Last year saw the introduction of SGLT2 inhibitors, which provide a new pathway to treat type 2 diabetes. Instead of working in the pancreas or liver, SGLT2 inhibitors work out of the kidneys by blocking glucose absorption. This allows type 2 diabetics to excrete excess glucose through their urine to help control their blood sugar levels. Best of all, SGLT2 inhibitors were shown in clinical trials to cause weight loss, a great benefit for a largely overweight nation.
Based on data from Johnson & Johnsons Q2 earnings presentation, Invokana and Farxiga together laid claim to about 30% of newly written type 2 diabetes prescriptions as of July 2014. All things considered that's pretty impressive, considering Invokana didn't even hit pharmacy shelves until April 2013, and Farxiga Feb. 2014.
MannKind's (NASDAQ: MNKD) inhaled diabetes drug Afrezza, which is due to be launched in the first quarter of 2015, is another potential game-changer worth watching. Targeted at both type 1 and type 2 diabetics, Afrezza eliminates the need for an injection, and could lead a revolution in convenience for diabetic medication delivery. Of course, there are still questions on pricing and whether or not diabetics will pay a premium for the convenience of not having to poke themselves with a needle.
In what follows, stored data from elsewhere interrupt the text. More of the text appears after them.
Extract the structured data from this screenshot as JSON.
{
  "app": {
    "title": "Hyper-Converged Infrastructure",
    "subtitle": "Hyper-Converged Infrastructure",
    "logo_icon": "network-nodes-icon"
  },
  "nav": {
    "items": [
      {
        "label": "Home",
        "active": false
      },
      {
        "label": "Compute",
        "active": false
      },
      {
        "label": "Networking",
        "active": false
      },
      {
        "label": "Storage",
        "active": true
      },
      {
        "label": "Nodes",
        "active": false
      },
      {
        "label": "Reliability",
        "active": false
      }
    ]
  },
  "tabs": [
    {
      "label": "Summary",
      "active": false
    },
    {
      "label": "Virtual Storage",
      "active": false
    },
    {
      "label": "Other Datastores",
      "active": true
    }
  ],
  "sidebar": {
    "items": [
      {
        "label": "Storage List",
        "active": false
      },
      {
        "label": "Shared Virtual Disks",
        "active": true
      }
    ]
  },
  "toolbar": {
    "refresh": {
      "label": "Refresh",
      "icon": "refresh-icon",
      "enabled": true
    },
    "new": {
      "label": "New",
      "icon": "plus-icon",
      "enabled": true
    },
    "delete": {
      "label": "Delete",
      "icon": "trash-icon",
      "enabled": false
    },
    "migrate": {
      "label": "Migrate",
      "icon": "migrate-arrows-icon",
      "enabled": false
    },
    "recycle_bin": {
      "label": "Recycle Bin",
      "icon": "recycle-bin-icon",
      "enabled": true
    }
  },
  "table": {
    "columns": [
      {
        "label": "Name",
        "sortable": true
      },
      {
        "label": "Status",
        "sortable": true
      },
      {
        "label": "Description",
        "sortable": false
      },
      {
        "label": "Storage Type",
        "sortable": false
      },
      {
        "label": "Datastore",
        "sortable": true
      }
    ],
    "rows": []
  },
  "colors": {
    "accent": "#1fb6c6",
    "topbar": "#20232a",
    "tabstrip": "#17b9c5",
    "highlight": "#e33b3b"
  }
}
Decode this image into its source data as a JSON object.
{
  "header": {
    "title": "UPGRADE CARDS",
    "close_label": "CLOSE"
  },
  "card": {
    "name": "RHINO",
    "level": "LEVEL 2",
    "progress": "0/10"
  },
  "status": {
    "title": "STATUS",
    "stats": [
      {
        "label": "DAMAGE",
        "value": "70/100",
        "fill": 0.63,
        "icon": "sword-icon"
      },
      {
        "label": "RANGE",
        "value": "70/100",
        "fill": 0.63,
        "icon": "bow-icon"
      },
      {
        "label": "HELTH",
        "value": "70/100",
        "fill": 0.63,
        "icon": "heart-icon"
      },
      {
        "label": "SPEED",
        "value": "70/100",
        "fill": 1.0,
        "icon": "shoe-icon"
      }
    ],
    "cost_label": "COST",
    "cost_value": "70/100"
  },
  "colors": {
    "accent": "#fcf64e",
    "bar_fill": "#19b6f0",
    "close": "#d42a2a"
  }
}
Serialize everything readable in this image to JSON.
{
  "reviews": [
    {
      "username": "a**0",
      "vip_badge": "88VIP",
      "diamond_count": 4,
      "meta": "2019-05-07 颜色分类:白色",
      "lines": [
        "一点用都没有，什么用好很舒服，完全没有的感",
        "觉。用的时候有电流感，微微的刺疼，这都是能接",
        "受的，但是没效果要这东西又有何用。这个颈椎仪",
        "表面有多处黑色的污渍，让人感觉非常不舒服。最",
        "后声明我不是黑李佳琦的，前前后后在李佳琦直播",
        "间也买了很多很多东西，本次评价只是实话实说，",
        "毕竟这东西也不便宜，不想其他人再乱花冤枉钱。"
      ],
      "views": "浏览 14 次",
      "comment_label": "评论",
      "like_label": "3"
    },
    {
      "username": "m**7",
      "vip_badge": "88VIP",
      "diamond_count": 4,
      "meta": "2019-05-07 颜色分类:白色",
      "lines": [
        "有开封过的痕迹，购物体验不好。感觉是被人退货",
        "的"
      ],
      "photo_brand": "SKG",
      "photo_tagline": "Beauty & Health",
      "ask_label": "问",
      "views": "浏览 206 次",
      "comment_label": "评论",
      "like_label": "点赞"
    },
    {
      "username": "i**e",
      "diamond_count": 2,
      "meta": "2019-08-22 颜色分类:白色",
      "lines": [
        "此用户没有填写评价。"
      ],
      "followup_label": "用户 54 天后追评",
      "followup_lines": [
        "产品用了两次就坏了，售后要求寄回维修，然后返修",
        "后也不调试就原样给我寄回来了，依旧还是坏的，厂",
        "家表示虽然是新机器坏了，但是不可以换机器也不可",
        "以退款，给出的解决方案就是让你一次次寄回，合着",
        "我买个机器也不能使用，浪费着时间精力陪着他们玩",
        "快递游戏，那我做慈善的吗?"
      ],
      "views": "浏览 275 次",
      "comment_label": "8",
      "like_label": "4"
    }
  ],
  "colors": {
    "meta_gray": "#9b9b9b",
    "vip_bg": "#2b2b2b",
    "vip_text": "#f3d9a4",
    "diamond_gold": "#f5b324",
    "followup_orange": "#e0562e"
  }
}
Investors also shouldn't overlook the potential for a company like GW Pharmaceuticals (NASDAQ:GWPH) to radically change the treatment landscape. GW Pharmaceuticals is predominantly in the clinical stage of the drug development process, and is utilizing cannabinoids from the cannabis plant to hopefully create drugs capable of delivering positive biologic change.
The one to watch here is GWP42004, a type 2 diabetes treatment currently in phase 2b studies. In its phase 2a results, reported in Nov. 2012, GW Pharmaceuticals' treatment led to a number of statistically significant results, including reduced fasting plasma glucose levels, improved pancreatic beta-cell function, and reduced systolic blood pressure. Marijuana has been postulated as a suitable control for diabetes, so it's an area certainly worth GW Pharmaceuticals further exploring.
Plenty of work left to be done
This study from Australia simply acts as a reminder to drug developers, investors, and consumers that there's a lot of work left to be done to make diabetes a potentially curable, or easily manageable, disease. Yes, that begins with healthier lifestyle habits, but it will also entail pharmaceutical companies developing innovative new drugs. I, for one, look forward to the day when drug developers get a grip on this currently chronic disease, and hope I get to see it happen during my lifetime.